Equipment for hazardous areas must be certified for the specific zone classification, with the certification including EMC testing appropriate for the application.

System Design

EMC considerations should be integrated into the system design:

Cable routing plans should identify segregation requirements for different cable categories based on their EMC characteristics. Power cables, VFD motor cables, and sensitive signal cables should be routed separately.

Earthing and bonding system design should address both safety and EMC requirements, with clear documentation of the intended earthing philosophy and practices.

Equipment layout should consider electromagnetic compatibility, locating sensitive equipment away from known interference sources where possible.

Installation Quality

Installation quality has a major impact on EMC performance:

Cable installation must follow the specified segregation requirements. Cable trays should be properly earthed, and cables should be secured to prevent movement that could compromise shielding or create rubbing damage.

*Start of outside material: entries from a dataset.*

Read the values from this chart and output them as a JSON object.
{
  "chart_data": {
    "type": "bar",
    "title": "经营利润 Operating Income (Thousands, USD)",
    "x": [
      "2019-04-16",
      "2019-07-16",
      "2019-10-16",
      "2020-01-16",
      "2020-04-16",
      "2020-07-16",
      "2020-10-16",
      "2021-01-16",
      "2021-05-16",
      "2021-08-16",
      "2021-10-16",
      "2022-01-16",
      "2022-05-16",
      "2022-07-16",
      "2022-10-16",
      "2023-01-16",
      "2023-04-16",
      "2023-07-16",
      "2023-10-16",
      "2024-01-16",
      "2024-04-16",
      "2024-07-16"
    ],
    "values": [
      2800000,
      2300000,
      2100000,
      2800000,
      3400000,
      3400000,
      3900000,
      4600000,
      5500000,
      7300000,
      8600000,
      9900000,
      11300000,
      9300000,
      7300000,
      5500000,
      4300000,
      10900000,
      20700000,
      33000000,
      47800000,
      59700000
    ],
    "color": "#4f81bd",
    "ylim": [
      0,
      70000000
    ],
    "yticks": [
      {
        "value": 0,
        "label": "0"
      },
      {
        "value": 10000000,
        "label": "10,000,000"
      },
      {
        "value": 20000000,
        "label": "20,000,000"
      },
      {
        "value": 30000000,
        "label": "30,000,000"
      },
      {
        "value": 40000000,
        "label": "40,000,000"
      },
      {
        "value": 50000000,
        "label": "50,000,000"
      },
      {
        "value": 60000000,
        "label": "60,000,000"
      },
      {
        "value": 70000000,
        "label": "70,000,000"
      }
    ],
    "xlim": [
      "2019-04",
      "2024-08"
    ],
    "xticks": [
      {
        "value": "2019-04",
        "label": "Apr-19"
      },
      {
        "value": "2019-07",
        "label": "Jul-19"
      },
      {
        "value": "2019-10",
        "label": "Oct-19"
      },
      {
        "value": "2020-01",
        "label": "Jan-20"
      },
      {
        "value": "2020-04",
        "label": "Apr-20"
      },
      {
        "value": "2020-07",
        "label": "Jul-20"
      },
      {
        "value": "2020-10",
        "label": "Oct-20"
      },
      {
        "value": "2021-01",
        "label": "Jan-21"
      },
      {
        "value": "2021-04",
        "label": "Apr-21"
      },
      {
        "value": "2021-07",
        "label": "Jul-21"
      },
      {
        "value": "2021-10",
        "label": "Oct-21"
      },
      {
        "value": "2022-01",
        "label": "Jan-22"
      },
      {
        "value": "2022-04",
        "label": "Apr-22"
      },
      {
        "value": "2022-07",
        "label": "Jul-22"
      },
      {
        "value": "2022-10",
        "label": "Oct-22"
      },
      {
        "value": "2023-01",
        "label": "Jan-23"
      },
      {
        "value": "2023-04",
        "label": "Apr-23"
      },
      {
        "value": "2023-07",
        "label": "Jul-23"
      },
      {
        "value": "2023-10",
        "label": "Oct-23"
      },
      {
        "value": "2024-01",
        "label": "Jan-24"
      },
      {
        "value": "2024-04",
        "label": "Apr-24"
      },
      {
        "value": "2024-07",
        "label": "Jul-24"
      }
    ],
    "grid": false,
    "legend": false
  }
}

Cable shield terminations must be executed correctly, typically using 360-degree termination at connectors or gland plates rather than pigtail connections.

Equipment cabinet installation should ensure proper earthing of cabinet enclosures and correct installation of any specified EMC filters or ferrites.

Commissioning Verification

EMC performance should be verified during commissioning:

System testing should include operation under realistic electromagnetic conditions, with interference sources operating as they would during normal platform operations.

Any EMC problems discovered during commissioning should be resolved before the platform enters operation. Temporary solutions may be acceptable for initial operations but should be replaced with permanent fixes at the earliest opportunity.

Documentation of the commissioning results provides a baseline for comparison if EMC problems develop later during the platform's operating life.